Dies bedeutet, dass immer neue Mononukleotide am 3'-Ende der wachsenden Polynukleotidkette hinzugefügt werden.

DNA Pol a - bildet das Primosom mit Primase, um 8-12 nt RNA-Primer zu synthetisieren, gefolgt von den ersten 40 nts des Okazaki-Fragments während der Replikation im Replisom

DNA Pol d - Haupt-DNA-Pol für die Fertigstellung von Okazaki-Fragmenten (nachdem Primase den RNA-Primer festgelegt und DNA-Pol α die ersten 40 nts synthetisiert hat) im Replisom

Sorgt dafür, dass jeder neue Strang schnell beginnt

2. Viele RPA - um als SSBs zu fungieren, meist auf nachlaufenden Strängen

3. Ein Primase-DNA Pol a (Primosom) – um die Synthese des RNA-Primers zu katalysieren + 1. 40 nts für Okazaki-Fragmente des nachlaufenden Strangs

4. Ein DNA-Pol d – um die Synthese des Rests jedes nacheilenden Strangs zu katalysieren

5. Ein DNA Pol ε - um die Synthese jedes Leitstrangs zu katalysieren

6. Zwei PCNA - als Gleitklemmen für DNA Pol d und DNA Pol e

7. Ein RF-C - dient als Klemmlader für den nacheilenden DNA-Strang Pol d

Es wird angenommen, dass die T-Schleife an den Enden der linearen Chromosomen diese vor der Verdauung durch zelluläre Exonukleasen schützt.

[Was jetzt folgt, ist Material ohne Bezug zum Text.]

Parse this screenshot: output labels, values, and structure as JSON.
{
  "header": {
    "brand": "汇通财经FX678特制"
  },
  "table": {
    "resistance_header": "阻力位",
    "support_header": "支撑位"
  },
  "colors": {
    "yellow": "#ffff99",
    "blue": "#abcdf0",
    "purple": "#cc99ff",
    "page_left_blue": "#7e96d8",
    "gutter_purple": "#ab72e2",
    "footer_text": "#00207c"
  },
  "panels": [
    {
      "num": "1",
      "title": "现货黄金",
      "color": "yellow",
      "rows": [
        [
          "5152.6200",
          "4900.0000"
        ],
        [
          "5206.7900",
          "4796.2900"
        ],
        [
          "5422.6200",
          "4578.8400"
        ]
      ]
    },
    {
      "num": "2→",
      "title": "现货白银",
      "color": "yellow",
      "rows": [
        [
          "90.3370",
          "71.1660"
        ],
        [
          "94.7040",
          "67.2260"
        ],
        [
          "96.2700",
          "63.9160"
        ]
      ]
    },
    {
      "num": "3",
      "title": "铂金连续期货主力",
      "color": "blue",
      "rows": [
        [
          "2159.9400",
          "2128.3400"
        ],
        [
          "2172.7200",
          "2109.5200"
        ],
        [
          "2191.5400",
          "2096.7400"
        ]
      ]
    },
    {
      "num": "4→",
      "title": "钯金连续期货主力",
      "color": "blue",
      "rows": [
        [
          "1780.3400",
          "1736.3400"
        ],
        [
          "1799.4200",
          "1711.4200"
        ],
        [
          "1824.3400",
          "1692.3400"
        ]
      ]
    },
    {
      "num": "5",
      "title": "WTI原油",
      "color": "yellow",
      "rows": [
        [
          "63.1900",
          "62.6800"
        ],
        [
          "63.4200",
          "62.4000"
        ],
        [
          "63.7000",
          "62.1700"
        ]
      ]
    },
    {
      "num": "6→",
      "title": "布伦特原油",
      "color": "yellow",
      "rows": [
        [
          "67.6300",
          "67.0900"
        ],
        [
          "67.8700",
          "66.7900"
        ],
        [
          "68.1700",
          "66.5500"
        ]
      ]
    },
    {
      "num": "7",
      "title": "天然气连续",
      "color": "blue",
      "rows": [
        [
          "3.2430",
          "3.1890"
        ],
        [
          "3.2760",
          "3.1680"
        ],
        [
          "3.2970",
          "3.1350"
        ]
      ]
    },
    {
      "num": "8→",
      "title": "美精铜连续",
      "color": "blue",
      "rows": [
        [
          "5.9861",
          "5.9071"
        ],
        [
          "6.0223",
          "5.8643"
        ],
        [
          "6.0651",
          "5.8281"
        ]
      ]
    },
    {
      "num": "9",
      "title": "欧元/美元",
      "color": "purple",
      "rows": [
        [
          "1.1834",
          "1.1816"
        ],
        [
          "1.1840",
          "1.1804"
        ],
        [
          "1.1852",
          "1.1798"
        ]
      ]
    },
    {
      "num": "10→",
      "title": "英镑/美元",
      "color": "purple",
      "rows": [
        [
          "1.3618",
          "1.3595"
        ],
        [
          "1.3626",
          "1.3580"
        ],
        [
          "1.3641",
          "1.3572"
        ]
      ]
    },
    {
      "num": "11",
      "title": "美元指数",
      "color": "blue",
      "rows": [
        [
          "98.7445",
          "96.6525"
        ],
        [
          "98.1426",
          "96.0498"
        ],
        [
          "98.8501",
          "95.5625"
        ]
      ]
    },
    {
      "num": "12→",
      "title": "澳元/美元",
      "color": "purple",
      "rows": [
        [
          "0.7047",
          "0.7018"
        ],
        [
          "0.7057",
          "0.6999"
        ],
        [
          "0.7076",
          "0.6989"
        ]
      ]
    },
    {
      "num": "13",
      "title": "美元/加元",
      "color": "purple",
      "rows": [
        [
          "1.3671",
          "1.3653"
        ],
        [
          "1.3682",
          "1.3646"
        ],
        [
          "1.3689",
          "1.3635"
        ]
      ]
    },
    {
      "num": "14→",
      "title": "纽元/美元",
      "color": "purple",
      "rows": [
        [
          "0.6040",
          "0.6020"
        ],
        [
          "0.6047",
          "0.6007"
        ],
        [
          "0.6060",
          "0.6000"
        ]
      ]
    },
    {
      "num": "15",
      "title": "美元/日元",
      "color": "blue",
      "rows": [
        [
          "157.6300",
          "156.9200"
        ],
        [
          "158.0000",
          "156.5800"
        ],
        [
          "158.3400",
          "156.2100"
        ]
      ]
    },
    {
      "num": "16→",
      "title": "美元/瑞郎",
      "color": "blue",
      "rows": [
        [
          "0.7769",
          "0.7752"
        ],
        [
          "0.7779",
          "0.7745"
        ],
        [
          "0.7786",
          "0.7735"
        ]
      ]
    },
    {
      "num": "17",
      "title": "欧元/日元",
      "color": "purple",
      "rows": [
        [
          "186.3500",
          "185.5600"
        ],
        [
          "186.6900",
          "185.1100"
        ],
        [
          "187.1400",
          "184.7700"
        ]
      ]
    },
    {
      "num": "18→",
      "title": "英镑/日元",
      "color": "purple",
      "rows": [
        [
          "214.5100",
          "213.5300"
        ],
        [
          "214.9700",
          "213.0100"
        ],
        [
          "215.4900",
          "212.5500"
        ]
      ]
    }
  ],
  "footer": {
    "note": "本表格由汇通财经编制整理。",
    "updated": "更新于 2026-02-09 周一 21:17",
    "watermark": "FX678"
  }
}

Binden: DNA-Sequenzelemente, die als Transkriptionsfaktor-Stellen bezeichnet werden

Wo sie binden: in Promotorregionen

Wirkung: einige aktivieren die Transkription (erhöhen den Promotor-Escape), einige unterdrücken (verringern den Promotor-Escape)

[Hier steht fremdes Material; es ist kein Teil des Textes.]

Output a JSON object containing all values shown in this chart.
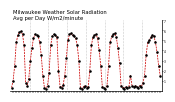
{
  "title": "Milwaukee Weather Solar Radiation\nAvg per Day W/m2/minute",
  "title_fontsize": 3.8,
  "background_color": "#ffffff",
  "line_color": "#cc0000",
  "marker_color": "#000000",
  "grid_color": "#999999",
  "ylim": [
    0,
    7
  ],
  "yticks": [
    1,
    2,
    3,
    4,
    5,
    6,
    7
  ],
  "values": [
    0.3,
    1.0,
    2.5,
    4.8,
    5.5,
    5.8,
    5.9,
    5.6,
    4.5,
    0.8,
    0.5,
    1.2,
    3.0,
    4.2,
    5.2,
    5.6,
    5.5,
    5.4,
    4.8,
    3.5,
    1.5,
    0.3,
    0.2,
    0.5,
    1.8,
    4.5,
    5.4,
    5.6,
    5.5,
    5.3,
    2.0,
    0.4,
    0.3,
    0.6,
    1.5,
    3.2,
    5.0,
    5.6,
    5.7,
    5.5,
    5.4,
    5.2,
    4.5,
    3.0,
    0.3,
    0.2,
    0.4,
    0.5,
    0.3,
    0.4,
    2.0,
    4.5,
    5.3,
    5.5,
    5.6,
    5.2,
    4.0,
    2.5,
    0.4,
    0.3,
    0.2,
    0.5,
    2.5,
    4.8,
    5.4,
    5.6,
    5.7,
    5.3,
    4.2,
    2.8,
    0.5,
    0.3,
    0.2,
    0.4,
    0.3,
    0.4,
    1.5,
    0.5,
    0.4,
    0.5,
    0.4,
    0.3,
    0.5,
    0.4,
    0.8,
    1.5,
    3.5,
    4.8,
    5.0,
    5.3,
    5.5,
    5.4,
    4.8,
    3.8,
    2.5,
    1.5
  ],
  "vgrid_positions": [
    11.5,
    23.5,
    35.5,
    47.5,
    59.5,
    71.5,
    83.5
  ],
  "n": 96
}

Ihre Wirkung: meist direkter Kontakt mit basalen Transkriptionsfaktoren oder RNA-Polymerase

2. Aktivatoren
Binden: DNA-Sequenzelemente, die als Enhancer-Sites bezeichnet werden

Wo sie binden: entfernt vom Promotor, stromaufwärts oder stromabwärts

Wirkung: Promotor-Escape erhöhen und Transkription aktivieren

Ihre Wirkung: DNA zwischen Enhancer-Stelle und Promotor wird ausgeschleift, um den Aktivator mit der Transkriptionsmaschinerie in Kontakt zu bringen

3. Repressoren
Bindung: DNA-Sequenzelemente, sogenannte Silencer-Sites
Wo sie binden: entfernt vom Promotor, stromaufwärts oder stromabwärts
Wirkung: Promotor-Escape verringern und Transkription hemmen
Ihre Wirkung: DNA zwischen Silencer-Stelle und Promotor wird ausgeschleift, um den Repressor mit der Transkriptionsmaschinerie in Kontakt zu bringen

4. Koaktivatoren
Binden: binden nicht DNA-Sequenzelemente binden andere Transkriptionsregulatoren

Wo sie binden: überall dort, wo Transkriptionsfaktoren, Aktivatoren und Inhibitoren gebunden sind

Wirkung: dienen als Adaptermoleküle, um einige Aktivatoren und einige Repressoren mit der Transkriptionsmaschinerie zu verbinden, bewirken jedoch nicht selbst die Transkription


Einführung

100 bp-Sequenz, die die Transkriptionsstartstelle (TSS) eines Gens umgibt, die den Zusammenbau der Transkriptionsmaschinerie und die Pol II-Transkription erleichtert (Smale & Kadonaga, 2003, Haberle & Stark, 2018). Die Pol-II-Transkription kann gewebespezifisch durch Aktivierungssignale von Enhancer-Sequenzen stimuliert werden (Banerji et al, 1981 Spitz & Furlong, 2012 ), aber ein Core-Promotor kann in Abwesenheit eines Aktivierungssignals auch basale oder Hintergrundniveaus der Transkription erzeugen (Kim et al, 1994 Verrijzer & Tjian, 1996 Juven-Gershon et al, 2006). Idealerweise erzeugt ein Promotor im inaktiven Zustand nur eine minimale Hintergrundexpression, spricht stark auf Enhancer an und produziert zuverlässig das gewünschte Transkriptionsniveau im aktiven Zustand.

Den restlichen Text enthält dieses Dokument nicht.